The Common Fund Data Ecosystem’s Crosscut Metadata Model (CFDE C2M2)

What is C2M2?

The Crosscut Metadata Model (C2M2) is a standard for describing biomedical experimental data. The C2M2 framework will enable the biomedical research community to perform powerful cross-dataset searches, custom aggregation of experimental data, and rigorous statistical analysis.

Why do we need it?

There is an abundance of rich biological data in the world today that is almost impossible for researchers to find, share, and study.

Making data Findable, Accessible, Interoperable, and Reusable (FAIR) is not an easy task. Data created through different studies and for different projects often do not share terms even when the underlying data types are identical.

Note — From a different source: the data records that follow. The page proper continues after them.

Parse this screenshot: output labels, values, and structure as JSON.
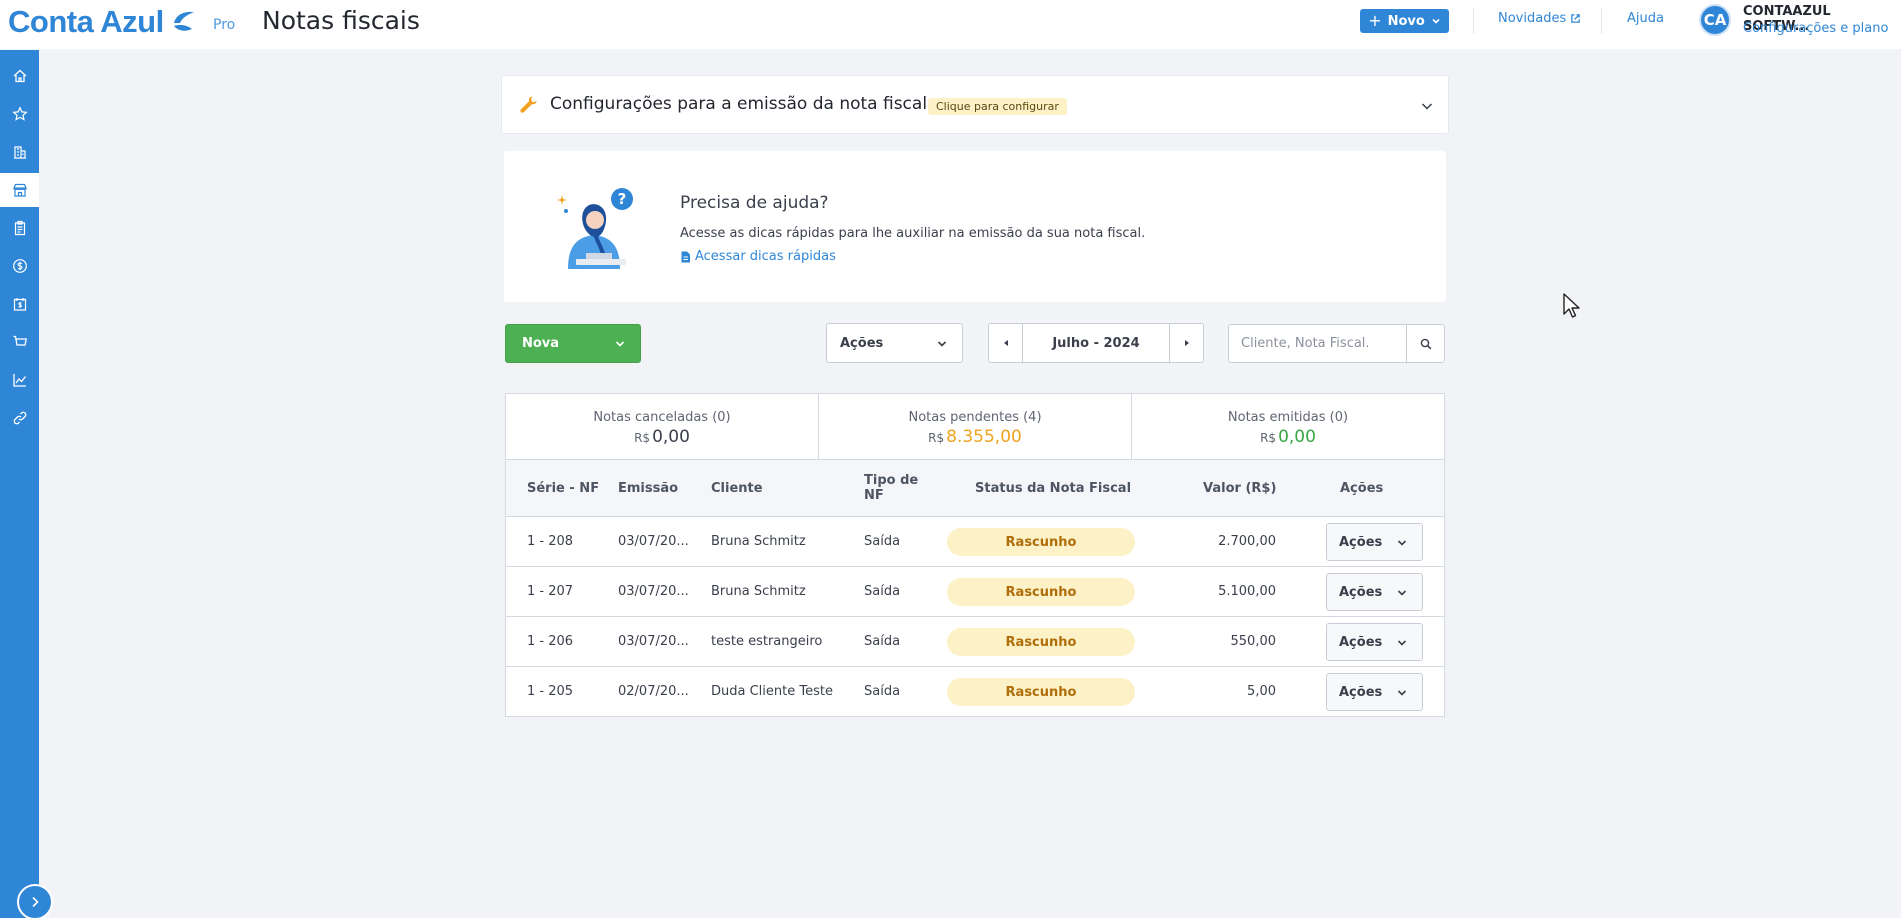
{
  "header": {
    "logo_text": "Conta Azul",
    "plan": "Pro",
    "page_title": "Notas fiscais",
    "novo_button": "Novo",
    "novidades": "Novidades",
    "ajuda": "Ajuda",
    "avatar_initials": "CA",
    "company_name": "CONTAAZUL SOFTW...",
    "config_plano": "Configurações e plano"
  },
  "sidebar": {
    "items": [
      {
        "icon": "home-icon"
      },
      {
        "icon": "star-icon"
      },
      {
        "icon": "building-icon"
      },
      {
        "icon": "store-icon",
        "active": true
      },
      {
        "icon": "clipboard-icon"
      },
      {
        "icon": "dollar-circle-icon"
      },
      {
        "icon": "calendar-dollar-icon"
      },
      {
        "icon": "cart-icon"
      },
      {
        "icon": "chart-line-icon"
      },
      {
        "icon": "link-icon"
      }
    ]
  },
  "config": {
    "title": "Configurações para a emissão da nota fiscal",
    "badge": "Clique para configurar"
  },
  "help": {
    "title": "Precisa de ajuda?",
    "text": "Acesse as dicas rápidas para lhe auxiliar na emissão da sua nota fiscal.",
    "link": "Acessar dicas rápidas"
  },
  "toolbar": {
    "nova_button": "Nova",
    "acoes_select": "Ações",
    "period": "Julho - 2024",
    "search_placeholder": "Cliente, Nota Fiscal."
  },
  "summary": [
    {
      "label": "Notas canceladas (0)",
      "currency": "R$",
      "value": "0,00",
      "color": "#3a3f4b"
    },
    {
      "label": "Notas pendentes (4)",
      "currency": "R$",
      "value": "8.355,00",
      "color": "#f0a21f"
    },
    {
      "label": "Notas emitidas (0)",
      "currency": "R$",
      "value": "0,00",
      "color": "#3aa646"
    }
  ],
  "table": {
    "headers": {
      "serie": "Série - NF",
      "emissao": "Emissão",
      "cliente": "Cliente",
      "tipo_1": "Tipo de",
      "tipo_2": "NF",
      "status": "Status da Nota Fiscal",
      "valor": "Valor (R$)",
      "acoes": "Ações"
    },
    "rows": [
      {
        "serie": "1 - 208",
        "emissao": "03/07/20...",
        "cliente": "Bruna Schmitz",
        "tipo": "Saída",
        "status": "Rascunho",
        "valor": "2.700,00",
        "acoes": "Ações"
      },
      {
        "serie": "1 - 207",
        "emissao": "03/07/20...",
        "cliente": "Bruna Schmitz",
        "tipo": "Saída",
        "status": "Rascunho",
        "valor": "5.100,00",
        "acoes": "Ações"
      },
      {
        "serie": "1 - 206",
        "emissao": "03/07/20...",
        "cliente": "teste estrangeiro",
        "tipo": "Saída",
        "status": "Rascunho",
        "valor": "550,00",
        "acoes": "Ações"
      },
      {
        "serie": "1 - 205",
        "emissao": "02/07/20...",
        "cliente": "Duda Cliente Teste",
        "tipo": "Saída",
        "status": "Rascunho",
        "valor": "5,00",
        "acoes": "Ações"
      }
    ]
  },
  "colors": {
    "brand": "#2f86d6",
    "green": "#4db153",
    "draft_bg": "#fdf1c7",
    "draft_text": "#b06e0a"
  }
}
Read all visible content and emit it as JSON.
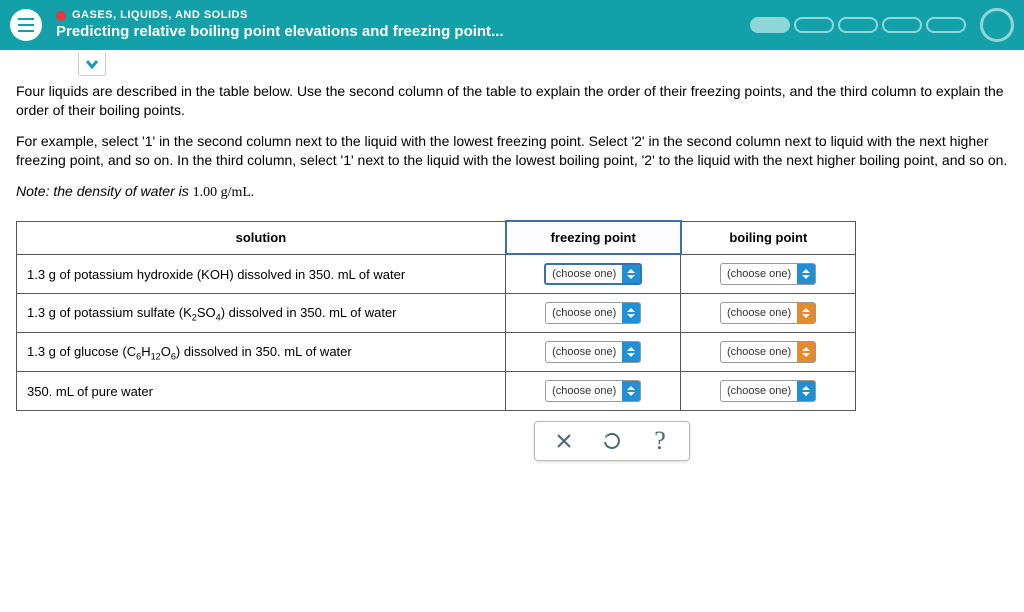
{
  "header": {
    "breadcrumb": "GASES, LIQUIDS, AND SOLIDS",
    "title": "Predicting relative boiling point elevations and freezing point..."
  },
  "instructions": {
    "p1": "Four liquids are described in the table below. Use the second column of the table to explain the order of their freezing points, and the third column to explain the order of their boiling points.",
    "p2": "For example, select '1' in the second column next to the liquid with the lowest freezing point. Select '2' in the second column next to liquid with the next higher freezing point, and so on. In the third column, select '1' next to the liquid with the lowest boiling point, '2' to the liquid with the next higher boiling point, and so on.",
    "note_prefix": "Note:",
    "note_text": " the density of water is ",
    "density": "1.00 g/mL",
    "note_tail": "."
  },
  "table": {
    "col_solution": "solution",
    "col_fp": "freezing point",
    "col_bp": "boiling point",
    "dd_placeholder": "(choose one)",
    "rows": [
      {
        "text_a": "1.3 g of potassium hydroxide (KOH) dissolved in 350. mL of water"
      },
      {
        "text_b_pre": "1.3 g of potassium sulfate (K",
        "text_b_mid": "SO",
        "text_b_post": ") dissolved in 350. mL of water"
      },
      {
        "text_c_pre": "1.3 g of glucose (C",
        "text_c_h": "H",
        "text_c_o": "O",
        "text_c_post": ") dissolved in 350. mL of water"
      },
      {
        "text_d": "350. mL of pure water"
      }
    ]
  },
  "controls": {
    "clear": "clear",
    "reset": "reset",
    "help": "?"
  }
}
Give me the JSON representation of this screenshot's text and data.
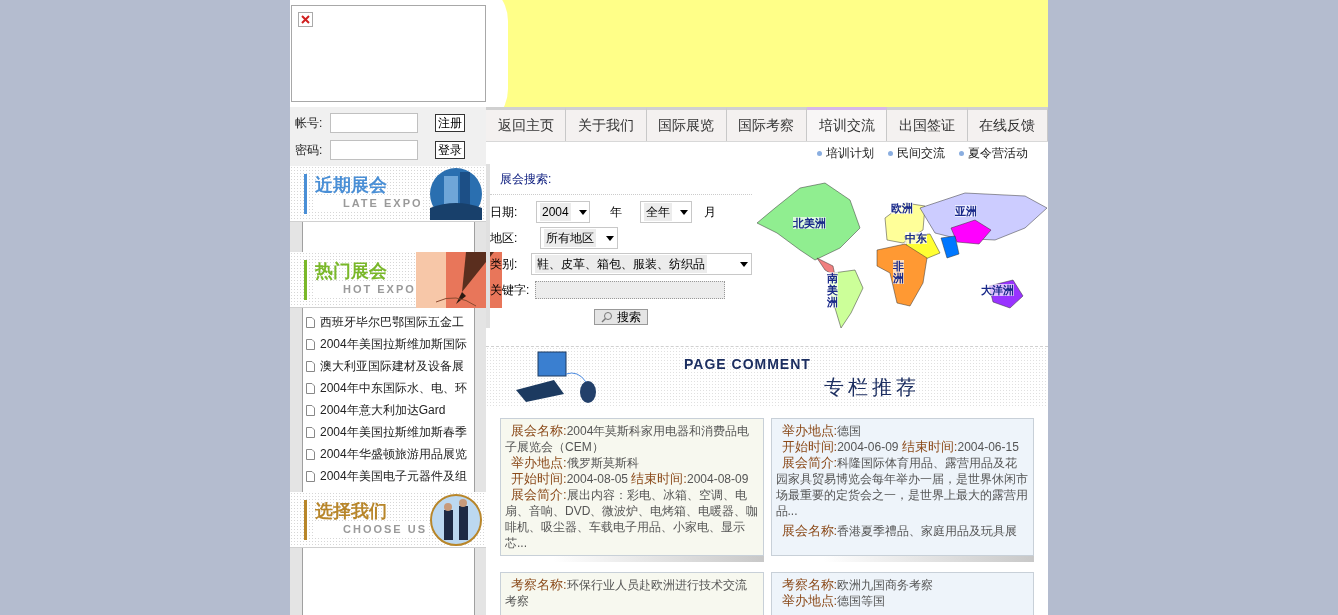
{
  "login": {
    "fields": [
      {
        "label": "帐号:",
        "button": "注册"
      },
      {
        "label": "密码:",
        "button": "登录"
      }
    ]
  },
  "nav": {
    "tabs": [
      {
        "label": "返回主页",
        "selected": false
      },
      {
        "label": "关于我们",
        "selected": false
      },
      {
        "label": "国际展览",
        "selected": false
      },
      {
        "label": "国际考察",
        "selected": false
      },
      {
        "label": "培训交流",
        "selected": true
      },
      {
        "label": "出国签证",
        "selected": false
      },
      {
        "label": "在线反馈",
        "selected": false
      }
    ],
    "subnav": [
      "培训计划",
      "民间交流",
      "夏令营活动"
    ]
  },
  "sidebar": {
    "sections": [
      {
        "title": "近期展会",
        "subtitle": "LATE EXPO",
        "color": "#4a8fd6"
      },
      {
        "title": "热门展会",
        "subtitle": "HOT EXPO",
        "color": "#7ab82a",
        "items": [
          "西班牙毕尔巴鄂国际五金工",
          "2004年美国拉斯维加斯国际",
          "澳大利亚国际建材及设备展",
          "2004年中东国际水、电、环",
          "2004年意大利加达Gard",
          "2004年美国拉斯维加斯春季",
          "2004年华盛顿旅游用品展览",
          "2004年美国电子元器件及组"
        ]
      },
      {
        "title": "选择我们",
        "subtitle": "CHOOSE US",
        "color": "#b8862a"
      }
    ]
  },
  "search": {
    "title": "展会搜索:",
    "date_label": "日期:",
    "year": "2004",
    "year_unit": "年",
    "month": "全年",
    "month_unit": "月",
    "region_label": "地区:",
    "region": "所有地区",
    "category_label": "类别:",
    "category": "鞋、皮革、箱包、服装、纺织品",
    "keyword_label": "关键字:",
    "button": "搜索"
  },
  "map": {
    "regions": [
      {
        "label": "北美洲",
        "color": "#90ee90",
        "kind": "horizontal"
      },
      {
        "label": "南美洲",
        "color": "#ccff99",
        "kind": "vertical"
      },
      {
        "label": "欧洲",
        "color": "#ffff99",
        "kind": "horizontal"
      },
      {
        "label": "亚洲",
        "color": "#ccccff",
        "kind": "horizontal"
      },
      {
        "label": "中东",
        "color": "#ffff33",
        "kind": "horizontal"
      },
      {
        "label": "非洲",
        "color": "#ff9933",
        "kind": "vertical"
      },
      {
        "label": "大洋洲",
        "color": "#9933ff",
        "kind": "horizontal"
      }
    ]
  },
  "banner": {
    "title": "PAGE COMMENT",
    "subtitle": "专栏推荐"
  },
  "cards": [
    {
      "entries": [
        {
          "lines": [
            [
              {
                "label": "展会名称:",
                "value": "2004年莫斯科家用电器和消费品电子展览会（CEM）"
              }
            ],
            [
              {
                "label": "举办地点:",
                "value": "俄罗斯莫斯科"
              }
            ],
            [
              {
                "label": "开始时间:",
                "value": "2004-08-05"
              },
              {
                "label": "结束时间:",
                "value": "2004-08-09"
              }
            ],
            [
              {
                "label": "展会简介:",
                "value": "展出内容：彩电、冰箱、空调、电扇、音响、DVD、微波炉、电烤箱、电暖器、咖啡机、吸尘器、车载电子用品、小家电、显示芯..."
              }
            ]
          ]
        }
      ]
    },
    {
      "entries": [
        {
          "lines": [
            [
              {
                "label": "举办地点:",
                "value": "德国"
              }
            ],
            [
              {
                "label": "开始时间:",
                "value": "2004-06-09"
              },
              {
                "label": "结束时间:",
                "value": "2004-06-15"
              }
            ],
            [
              {
                "label": "展会简介:",
                "value": "科隆国际体育用品、露营用品及花园家具贸易博览会每年举办一届，是世界休闲市场最重要的定货会之一，是世界上最大的露营用品..."
              }
            ]
          ]
        },
        {
          "lines": [
            [
              {
                "label": "展会名称:",
                "value": "香港夏季禮品、家庭用品及玩具展"
              }
            ]
          ]
        }
      ]
    },
    {
      "entries": [
        {
          "lines": [
            [
              {
                "label": "考察名称:",
                "value": "环保行业人员赴欧洲进行技术交流考察"
              }
            ]
          ]
        }
      ]
    },
    {
      "entries": [
        {
          "lines": [
            [
              {
                "label": "考察名称:",
                "value": "欧洲九国商务考察"
              }
            ],
            [
              {
                "label": "举办地点:",
                "value": "德国等国"
              }
            ]
          ]
        }
      ]
    }
  ]
}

For example, when study A labels its tissue of origin data column as "tissue", study B labels the same column as "anatomy", and study C calls it "UBERON IDs", combining data from all three studies would require significant terminology expertise and cross-study collaboration.

Many datasets are also hidden away in isolated, niche data repositories making it extremely difficult to find and access unless you already know where to look.

The CFDE is working to make data FAIR by building a standardized way of linking related terms from different datasets to one another. The C2M2 model is that standard. Under this framework, terminologies will be consistent and clearly defined, and researchers will know how to find, access, combine and reuse all available datasets from across the Common Fund Programs.